Efficient utilization of family information in CNV detection requires incorporation of the family relationships when modeling the joint probability distribution of signal intensities for family members. Similar to traditional multipoint linkage analysis with families, such a modeling procedure requires consideration of two levels of dependency—the dependency of signal intensities both between adjacent markers for each family member and at the same marker between family members. The first level of dependency can be modeled by a hidden Markov chain, in which the degree of dependency is determined by transition probabilities of the hidden copy number states, whereas the second level of dependency is determined by Mendelian inheritance. However, unlike the analysis of SNPs or microsatellites, family-based CNV studies are limited by the technical platforms, which can only give intensity estimates of the total copy number of a diploid genome. The analysis of CNVs in families is further complicated by the occurrence of de novo events, which occur as germline, somatic or cell line-induced chromosome aberrations in offspring that were not inherited from either parent.

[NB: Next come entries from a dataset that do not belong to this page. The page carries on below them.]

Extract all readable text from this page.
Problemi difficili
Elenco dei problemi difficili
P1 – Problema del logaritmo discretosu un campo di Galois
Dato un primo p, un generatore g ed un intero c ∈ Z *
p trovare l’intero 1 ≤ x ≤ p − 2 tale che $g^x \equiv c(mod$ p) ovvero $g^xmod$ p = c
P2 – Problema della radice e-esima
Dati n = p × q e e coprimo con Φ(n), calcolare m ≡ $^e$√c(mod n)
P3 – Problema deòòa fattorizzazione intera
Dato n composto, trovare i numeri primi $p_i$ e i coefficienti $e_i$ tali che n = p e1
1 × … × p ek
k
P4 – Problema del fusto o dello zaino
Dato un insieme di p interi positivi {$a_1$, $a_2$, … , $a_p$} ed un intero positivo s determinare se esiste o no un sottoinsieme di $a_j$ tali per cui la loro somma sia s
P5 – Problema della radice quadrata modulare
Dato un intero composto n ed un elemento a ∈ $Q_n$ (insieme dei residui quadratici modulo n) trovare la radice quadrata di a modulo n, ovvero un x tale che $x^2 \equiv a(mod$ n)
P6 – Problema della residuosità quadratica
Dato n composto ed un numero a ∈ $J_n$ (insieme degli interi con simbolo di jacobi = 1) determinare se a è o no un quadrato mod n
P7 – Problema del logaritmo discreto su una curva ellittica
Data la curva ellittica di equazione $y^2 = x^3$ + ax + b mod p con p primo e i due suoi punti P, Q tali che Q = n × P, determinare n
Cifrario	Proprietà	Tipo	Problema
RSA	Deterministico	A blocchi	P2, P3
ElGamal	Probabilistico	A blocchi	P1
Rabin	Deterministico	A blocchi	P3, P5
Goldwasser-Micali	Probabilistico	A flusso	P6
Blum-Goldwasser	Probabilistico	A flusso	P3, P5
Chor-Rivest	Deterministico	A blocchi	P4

To address these complications, we describe a unified statistical framework developed to jointly model the signal intensities for a parents–offspring trio. We demonstrate that our model is computationally feasible and can be used to analyze trios in a more efficient manner than existing methods, which do not consider family relationships or use family relationships separately (12
). By computer simulations and analysis of experimentally validated CNVs on real data, we demonstrate its superior performance in increasing call rates and in identifying the exact boundaries of CNVs. In addition, by analyzing a set of families genotyped using both the Illumina and Affymetrix SNP arrays, we further show the applicability of our method on different technical platforms and in detecting both inherited and de novo
CNVs. Although CNV detection only concerns the total copy number, our model gives probabilistic estimates of chromosome-specific copy numbers, which can be used for the future development of linkage and association tests that require chromosome-specific copy number information.